I see them, and they destroy my peace of mind. My hand clenches the handle of my wooden spoon so hard it creaks.

“What?” demands Sonya, whipping her head around my kitchen. “You sent twenty siren emojis in a row and said it was an emergency!”

“And you came?” This feeling rises. The kind that makes me want to look down at my feet to see if they’ve lifted off the ground.

“Because you said it was an emergency,” Sonya reiterates, jabbing a finger in my direction.

“And—and—” She sputters, “I came to return the favor. To equal out the fact that you went to the hospital for me—” She looks around the kitchen again.

Her hands fold together as her mouth tightens.

“But where exactly is the emergency, Hughes?”

I smile and bring the wooden spoon covered in sauce towards her. “Taste this, darling.”

My entire neighborhood probably hears Sonya shriek. Instead of sampling my wonderful sauce, she pivots and storms away.

I move fast, going around to block her. The start of my kitchen is an archway.

By the time I’ve caught her by the waist, we’ve become wedged in there.

She fits against me so easily, her smaller frame swallowed by mine.

A lock of my hair falls forward as I let go and place both hands above her head, palming the wall.

Trying not to trap her…but also kind of trapping her.

“I’ll kick you,” she informs me, violence lighting up her eyes.

“You can gladly kick me any time,” I promise, chuckling—then just as quickly, sobering up. “But first, give me a chance to ask.
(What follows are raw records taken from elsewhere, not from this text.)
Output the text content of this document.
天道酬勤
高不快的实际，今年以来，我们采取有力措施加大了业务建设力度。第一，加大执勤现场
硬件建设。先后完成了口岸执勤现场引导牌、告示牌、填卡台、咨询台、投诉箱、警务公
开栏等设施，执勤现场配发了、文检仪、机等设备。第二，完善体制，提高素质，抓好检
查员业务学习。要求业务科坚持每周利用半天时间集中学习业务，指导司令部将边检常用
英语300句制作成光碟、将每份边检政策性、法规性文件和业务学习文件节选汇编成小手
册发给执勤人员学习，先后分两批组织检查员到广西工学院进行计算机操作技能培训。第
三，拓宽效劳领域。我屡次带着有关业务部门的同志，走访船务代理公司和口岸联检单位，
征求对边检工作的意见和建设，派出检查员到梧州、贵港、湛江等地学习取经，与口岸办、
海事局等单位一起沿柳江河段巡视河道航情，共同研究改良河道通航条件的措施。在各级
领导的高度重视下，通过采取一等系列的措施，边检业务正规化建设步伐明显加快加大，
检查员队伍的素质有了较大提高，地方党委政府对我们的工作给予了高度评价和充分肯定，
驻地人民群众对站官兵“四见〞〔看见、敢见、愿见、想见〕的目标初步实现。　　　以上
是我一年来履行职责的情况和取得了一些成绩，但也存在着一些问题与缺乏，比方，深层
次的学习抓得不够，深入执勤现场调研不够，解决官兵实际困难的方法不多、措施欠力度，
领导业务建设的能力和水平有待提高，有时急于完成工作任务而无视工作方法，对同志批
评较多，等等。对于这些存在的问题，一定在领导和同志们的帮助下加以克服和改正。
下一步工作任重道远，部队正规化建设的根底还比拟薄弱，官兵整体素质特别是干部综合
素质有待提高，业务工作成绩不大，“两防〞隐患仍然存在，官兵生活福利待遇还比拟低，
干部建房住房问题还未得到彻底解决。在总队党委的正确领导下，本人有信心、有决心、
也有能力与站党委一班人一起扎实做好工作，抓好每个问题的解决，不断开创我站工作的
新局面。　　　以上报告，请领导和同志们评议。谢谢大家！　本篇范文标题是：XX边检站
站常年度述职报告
Please? How’s your ballet?”

“My ballet?” Her face contorts.

“Are you still…falling?”

Sonya holds my gaze for a long moment like she’s wondering whether to say anything. Holding my breath, I force myself to wait.

Finally, I get a tiny nod. “I can’t stop. It’s like I’m blocked.”

Well, that kills me. “Like a performance block?”

Denial and panic flash in her dark eyes. “No, I refuse to think—“

“Hockey players get those, too,” I interrupt, trying to reassure her. “Any athlete could. If that’s what’s happening—“

She grips the front of my shirt. “What’s your point?”

“I don’t know. It’s just I think they don’t usually go away on their own.”

She snaps her head to the side, hiding her expression from me. Still, I see her throat rise up and down slowly, and all I fucking want to do is to hug her.

Instead I keep talking, spilling everything I know, knowing she needs only the whiff of an excuse to leave.

“Sonya, I, um, called you over to check up on you, but now I’m thinking.

One of the Wings’ trainers used to talk about something like this.

He was working with a player who went from winning the Hart Memorial Trophy one season to missing most of their shots the next.

He had a case of the yips.” I rush over my words, needing them out.

“Have you heard of the yips? It’s mostly the same thing as a performance block.

When you suddenly lose control of your skills. The skills you thought you had nailed.”

A muscle ticks in her jaw. “…Okay, and did that trainer fix him?”

If I was alone, I’d drop my forehead to a wall and bang it a couple times. Anything to distract from the raw ache spearing through my chest. Darling, you aren’t something that needs to be fixed. Not now. Not ever.

“The player’s yips went away” My heart constricts. “But it took a while.”

“I have less than a month now before Bob Pepita’s audition.”